Et qui sont ces randonneurs qui sillonnent le vignoble? Des promeneurs sac au dos, surtout, romands ou alémaniques. Mais aussi un afflux considérable de touristes étrangers. A Chexbres, entre cinq et huit cars de Japonais s’arrêtent quotidiennement sur la place de la Gare durant l’été depuis quelques années, témoigne Natascha Morel, responsable d’un des trois Points «i» du périmètre inscrit.

Du côté des deux petits trains touristiques du lieu, on confirme: la clientèle est de plus en plus internationale. Depuis deux ans, elle vient même de Chine, d’Inde, du Japon et de Russie.

Partager des valeurs
Alors que le monde entier se promène dans les vignes de Lavaux depuis son inscription à l’Unesco, on continue pourtant d’entendre que rien n’est fait pour profiter de cet afflux. Et on montre du doigt son gestionnaire, dont on se demande bien à quoi il sert.

Pas de quoi déstabiliser Emmanuel Estoppey, au chevet du vignoble inscrit depuis 2009. Evénement symbolique: il vient de quitter les locaux de Montreux-Vevey Tourisme pour installer son bureau à Chexbres, sous l’administration communale. «Il y a un gros travail à faire avec la population et les autorités pour faire comprendre que la finalité d’un site inscrit n’est pas d’être une pompe à touristes, explique-t-il. Le tourisme doit rester un outil parmi d’autres pour partager les valeurs universelles pour lesquelles Lavaux est reconnu.»

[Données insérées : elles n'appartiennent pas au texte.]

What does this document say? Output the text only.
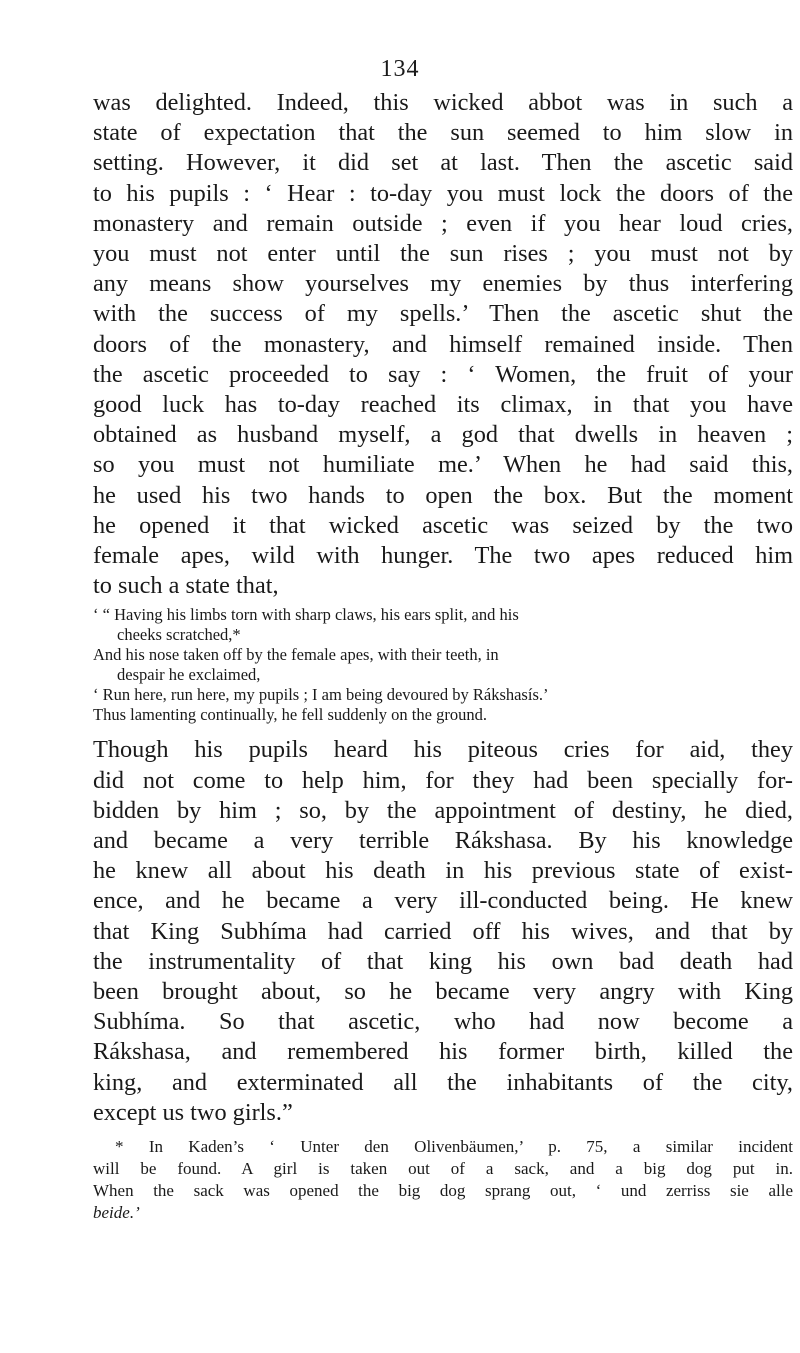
134

was delighted. Indeed, this wicked abbot was in such a
state of expectation that the sun seemed to him slow in
setting. However, it did set at last. Then the ascetic said
to his pupils : ‘ Hear : to-day you must lock the doors of the
monastery and remain outside ; even if you hear loud cries,
you must not enter until the sun rises ; you must not by
any means show yourselves my enemies by thus interfering
with the success of my spells.’ Then the ascetic shut the
doors of the monastery, and himself remained inside. Then
the ascetic proceeded to say : ‘ Women, the fruit of your
good luck has to-day reached its climax, in that you have
obtained as husband myself, a god that dwells in heaven ;
so you must not humiliate me.’ When he had said this,
he used his two hands to open the box. But the moment
he opened it that wicked ascetic was seized by the two
female apes, wild with hunger. The two apes reduced him
to such a state that,

‘ “ Having his limbs torn with sharp claws, his ears split, and his
cheeks scratched,*
And his nose taken off by the female apes, with their teeth, in
despair he exclaimed,
‘ Run here, run here, my pupils ; I am being devoured by Rákshasís.’
Thus lamenting continually, he fell suddenly on the ground.

Though his pupils heard his piteous cries for aid, they
did not come to help him, for they had been specially for-
bidden by him ; so, by the appointment of destiny, he died,
and became a very terrible Rákshasa. By his knowledge
he knew all about his death in his previous state of exist-
ence, and he became a very ill-conducted being. He knew
that King Subhíma had carried off his wives, and that by
the instrumentality of that king his own bad death had
been brought about, so he became very angry with King
Subhíma. So that ascetic, who had now become a
Rákshasa, and remembered his former birth, killed the
king, and exterminated all the inhabitants of the city,
except us two girls.”

* In Kaden’s ‘ Unter den Olivenbäumen,’ p. 75, a similar incident
will be found. A girl is taken out of a sack, and a big dog put in.
When the sack was opened the big dog sprang out, ‘ und zerriss sie alle
beide.’
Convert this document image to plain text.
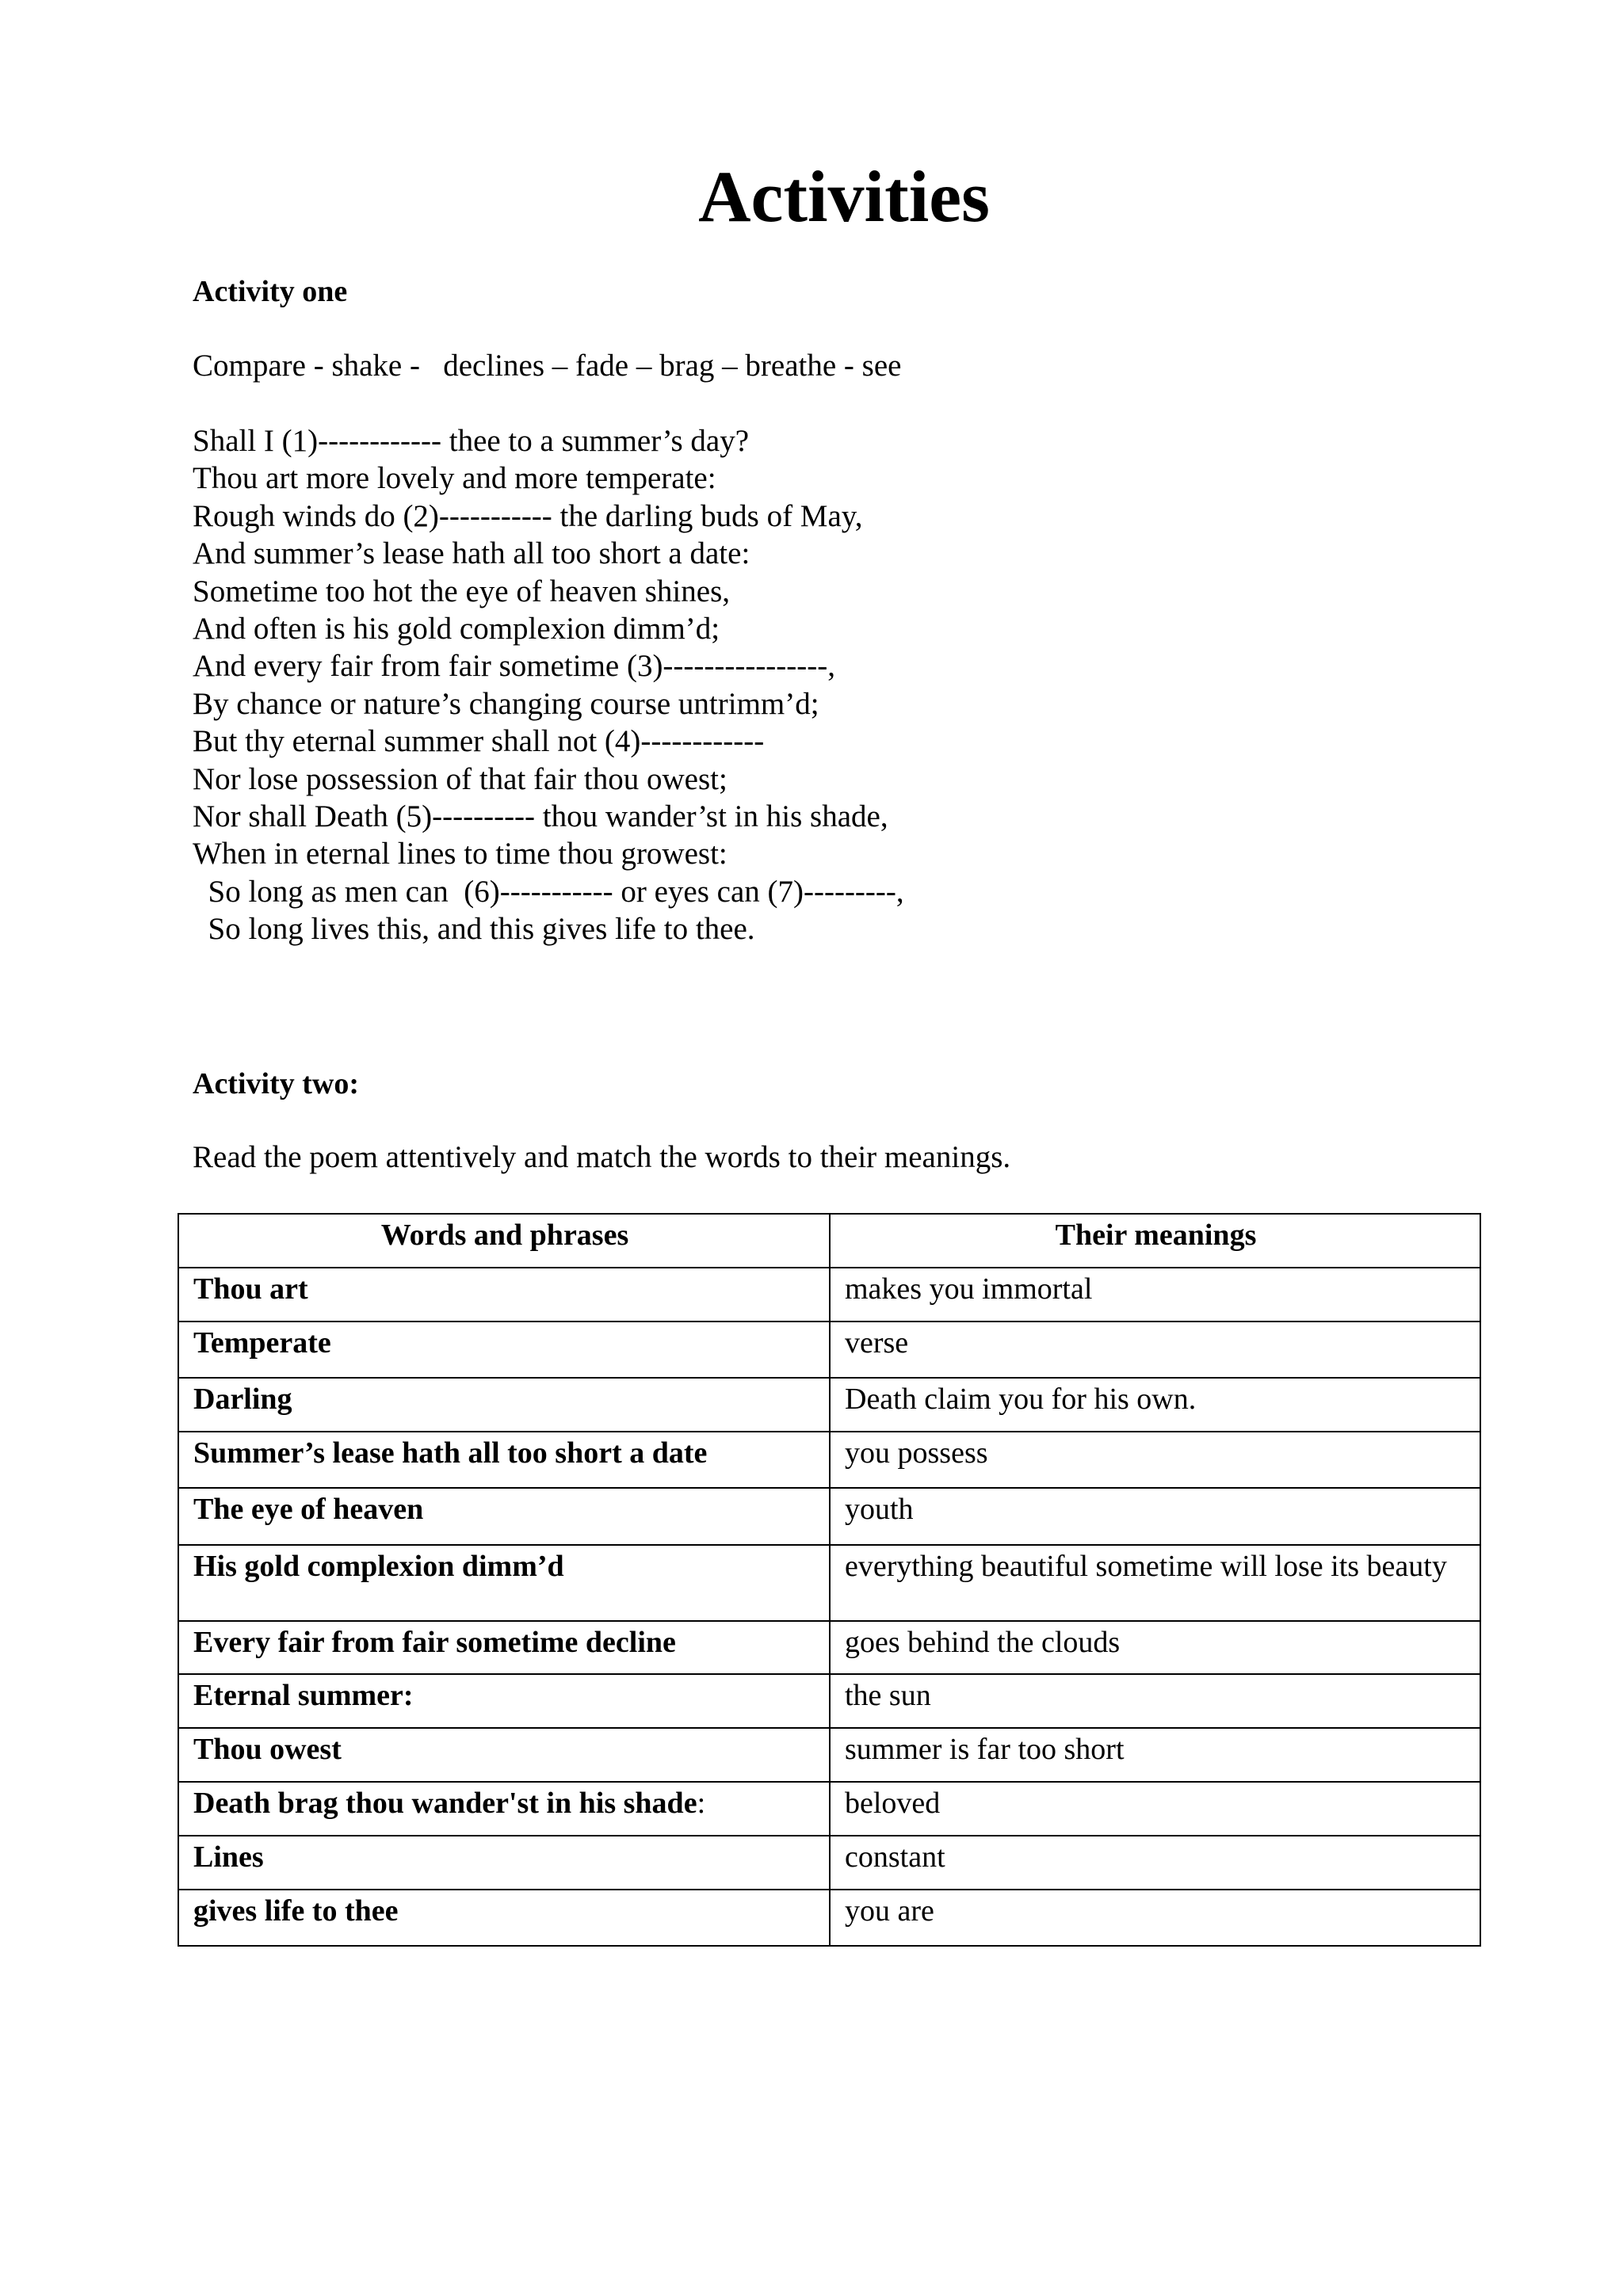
Activities
Activity one
Compare - shake -   declines – fade – brag – breathe - see
Shall I (1)------------ thee to a summer’s day?
Thou art more lovely and more temperate:
Rough winds do (2)----------- the darling buds of May,
And summer’s lease hath all too short a date:
Sometime too hot the eye of heaven shines,
And often is his gold complexion dimm’d;
And every fair from fair sometime (3)----------------,
By chance or nature’s changing course untrimm’d;
But thy eternal summer shall not (4)------------
Nor lose possession of that fair thou owest;
Nor shall Death (5)---------- thou wander’st in his shade,
When in eternal lines to time thou growest:
So long as men can  (6)----------- or eyes can (7)---------,
So long lives this, and this gives life to thee.
Activity two:
Read the poem attentively and match the words to their meanings.
Words and phrases	Their meanings
Thou art	makes you immortal
Temperate	verse
Darling	Death claim you for his own.
Summer’s lease hath all too short a date	you possess
The eye of heaven	youth
His gold complexion dimm’d	everything beautiful sometime will lose its beauty
Every fair from fair sometime decline	goes behind the clouds
Eternal summer:	the sun
Thou owest	summer is far too short
Death brag thou wander'st in his shade:	beloved
Lines	constant
gives life to thee	you are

Pour cela, le gestionnaire travaille d’arrache-pied, en collaboration notamment avec l’Université de Lausanne, sur plusieurs documents et projets à l’attention des écoles et des promeneurs pour valoriser ce patrimoine viticole. En lien étroit avec les gestionnaires d’autres sites inscrits en Suisse et ailleurs, Emmanuel Estoppey témoigne: «Partout, une désillusion de la population suit directement l’inscription.»

En effet, les vignerons ne savent pas vraiment quoi faire de cet afflux de ces promeneurs journaliers, qui certes consomment dans les restaurants mais n’achètent que très peu de bouteilles dans leurs caves. «Encore faudrait-il qu’elles soient ouvertes! lâche Pierre Keller, président de l’Office des vins vaudois et résidant de Saint-Saphorin. On a un cadeau dans les mains, mais on l’exploite mal. Même s’il est interdit de l’écrire sur l’étiquette, il est permis de communiquer sur le fait que ce produit a été fait sur un site inscrit à l’Unesco!» Certains l’ont bien compris, notamment dans l’hôtellerie et la parahôtellerie, qui n’hésitent pas à inviter leurs clients à un séjour «au cœur du patrimoine».

Nicolas Pittet, vigneron à Savuit, était défavorable à cette inscription, «parce que je n’aime pas les musées, avoue-t-il. J’entendais dire: «Si on est à l’Unesco, le vin est vendu!» Mais veut-on vraiment que le vignoble devienne une Piste Vita? Pour moi, le vin n’est pas un produit, c’est comme un livre. Nous devons nous mettre ensemble pour valoriser ce qu’on fait, sans attendre quoi que ce soit de cette inscription.»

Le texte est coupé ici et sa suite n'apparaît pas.